Brazil arrive at MetLife Stadium on Saturday night carrying the weight of expectation they always carry, and yet the opening fixture of Group C offers a sharper reminder than most that reputation counts for nothing when the whistle goes. Morocco are not here to make up the numbers.
The group itself, which also contains Haiti and Scotland, looks manageable enough on paper for the two heavyweights who meet first. But the logic of tournament football is straightforward: win here and you set the tempo for everything that follows; drop points and you spend the next fortnight looking over your shoulder. With all four sides level on zero points and zero goals, there is no margin yet, only opportunity.
Morocco's credentials at this level no longer require much explanation. Their only previous meeting with Brazil on record ended 2-1 to the Moroccans, a result in Rabat on 25 March 2023 that announced, loudly, that Atlas Lions football had moved well beyond the romantic underdog phase. That victory was no fluke, and Brazil's squad will know it.
For Brazil, this is familiar territory in one sense: they have appeared at every World Cup since the competition's inception and carry five titles into the tournament. The pressure of that history is as permanent as the yellow shirt. What has changed is the wider landscape of international football, in which African and Middle Eastern sides compete with a tactical sophistication that makes the old continental hierarchies look increasingly quaint.
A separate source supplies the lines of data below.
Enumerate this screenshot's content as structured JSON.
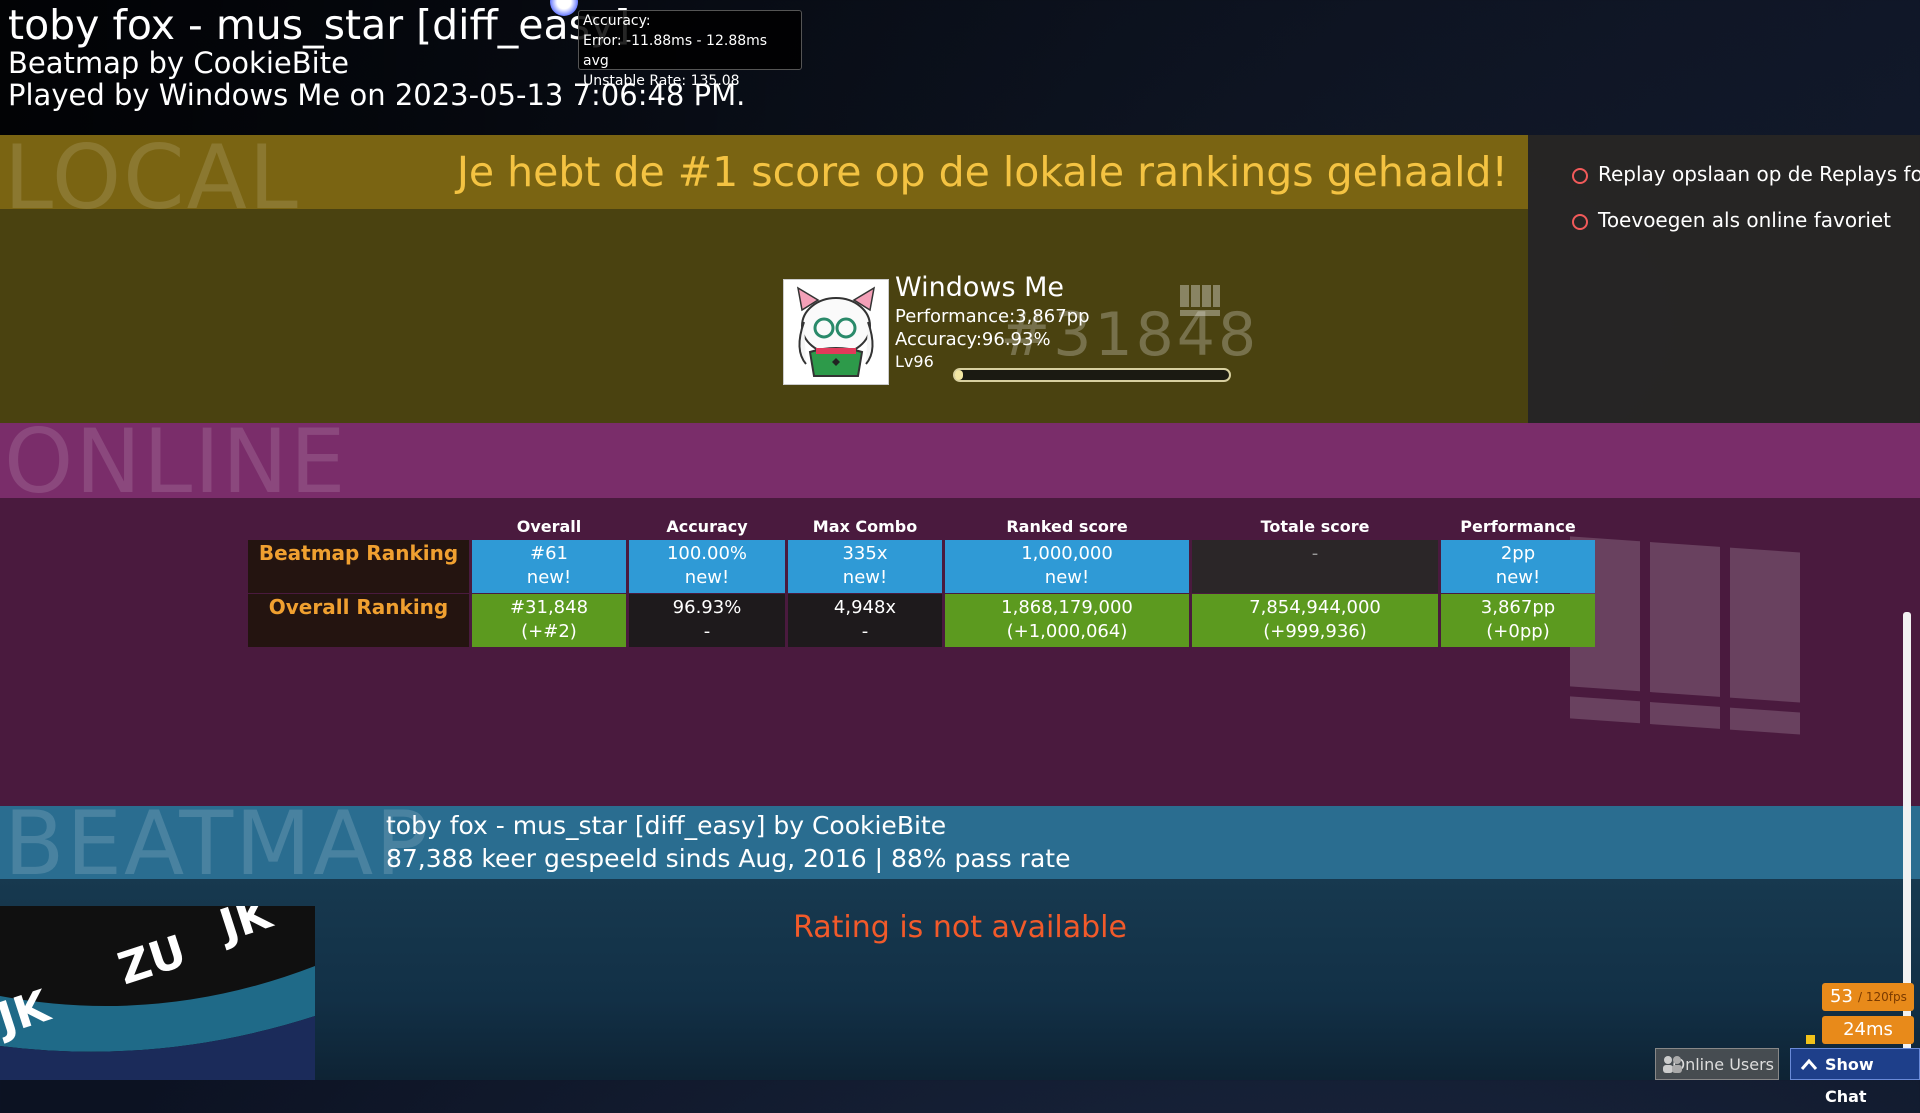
{
  "header": {
    "song_title": "toby fox - mus_star [diff_easy]",
    "mapper": "Beatmap by CookieBite",
    "played": "Played by Windows Me on 2023-05-13 7:06:48 PM."
  },
  "tooltip": {
    "line1": "Accuracy:",
    "line2": "Error: -11.88ms - 12.88ms avg",
    "line3": "Unstable Rate: 135.08"
  },
  "local": {
    "section_label": "LOCAL",
    "message": "Je hebt de #1 score op de lokale rankings gehaald!",
    "player_name": "Windows Me",
    "performance": "Performance:3,867pp",
    "accuracy": "Accuracy:96.93%",
    "level": "Lv96",
    "rank": "#31848",
    "level_progress": 0.03
  },
  "options": {
    "save_replay": "Replay opslaan op de Replays folde",
    "add_favourite": "Toevoegen als online favoriet"
  },
  "online": {
    "section_label": "ONLINE",
    "columns": [
      "Overall",
      "Accuracy",
      "Max Combo",
      "Ranked score",
      "Totale score",
      "Performance"
    ],
    "rows": [
      {
        "label": "Beatmap Ranking",
        "cells": [
          [
            "#61",
            "new!"
          ],
          [
            "100.00%",
            "new!"
          ],
          [
            "335x",
            "new!"
          ],
          [
            "1,000,000",
            "new!"
          ],
          [
            "-",
            ""
          ],
          [
            "2pp",
            "new!"
          ]
        ]
      },
      {
        "label": "Overall Ranking",
        "cells": [
          [
            "#31,848",
            "(+#2)"
          ],
          [
            "96.93%",
            "-"
          ],
          [
            "4,948x",
            "-"
          ],
          [
            "1,868,179,000",
            "(+1,000,064)"
          ],
          [
            "7,854,944,000",
            "(+999,936)"
          ],
          [
            "3,867pp",
            "(+0pp)"
          ]
        ]
      }
    ]
  },
  "beatmap": {
    "section_label": "BEATMAP",
    "title": "toby fox - mus_star [diff_easy] by CookieBite",
    "stats": "87,388 keer gespeeld sinds Aug, 2016 | 88% pass rate",
    "rating": "Rating is not available"
  },
  "overlay": {
    "fps": "53",
    "fps_target": "/ 120fps",
    "latency": "24ms",
    "online_users": "Online Users",
    "show_chat": "Show Chat"
  },
  "colors": {
    "local_header": "#7a6412",
    "local_body": "#4a4210",
    "online_header": "#7a2d6a",
    "online_body": "#4a1a3e",
    "beatmap_header": "#2a6d90",
    "accent_orange": "#e88a1a",
    "rating_red": "#f25a2a",
    "cell_blue": "#2f9ad6",
    "cell_green": "#5c9a1f"
  }
}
Both squads report no fresh absences, so each manager will have a full complement to choose from heading into the MetLife cauldron. That will only sharpen the tactical interest, because Morocco under their current setup are not a side that simply absorbs pressure and counterattacks. They press with structure, defend with numbers, and have shown they can hurt teams of any pedigree.
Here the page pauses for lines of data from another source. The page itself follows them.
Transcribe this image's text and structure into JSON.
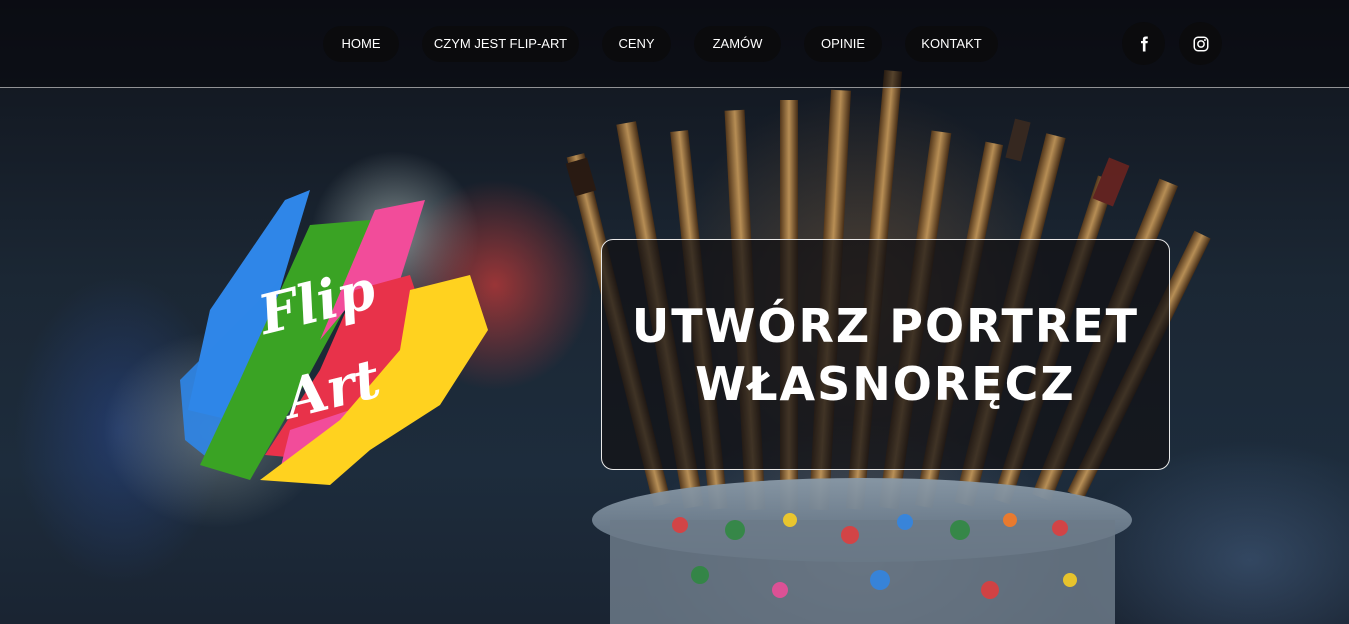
{
  "nav": {
    "items": [
      {
        "label": "HOME"
      },
      {
        "label": "CZYM JEST FLIP-ART"
      },
      {
        "label": "CENY"
      },
      {
        "label": "ZAMÓW"
      },
      {
        "label": "OPINIE"
      },
      {
        "label": "KONTAKT"
      }
    ]
  },
  "social": {
    "facebook_icon": "facebook-icon",
    "instagram_icon": "instagram-icon"
  },
  "logo": {
    "line1": "Flip",
    "line2": "Art",
    "colors": [
      "#2f86e8",
      "#3aa324",
      "#e8324a",
      "#f24c9a",
      "#ffd21f"
    ]
  },
  "hero": {
    "title_line1": "UTWÓRZ PORTRET",
    "title_line2": "WŁASNORĘCZ"
  }
}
The data leans in a direction that will raise eyebrows in Rio and Santiago. The predictive model gives Brazil no probability of winning and splits the remaining chances evenly, 50 per cent for a draw and 50 per cent for a Moroccan victory. Whether that reflects genuine parity or simply the model's memory of recent form is a reasonable question. What is not reasonable to dispute is that Morocco, on the evidence available, deserve to be taken seriously as favourites to leave New Jersey with something. Brazil, for once, may be the side doing the chasing.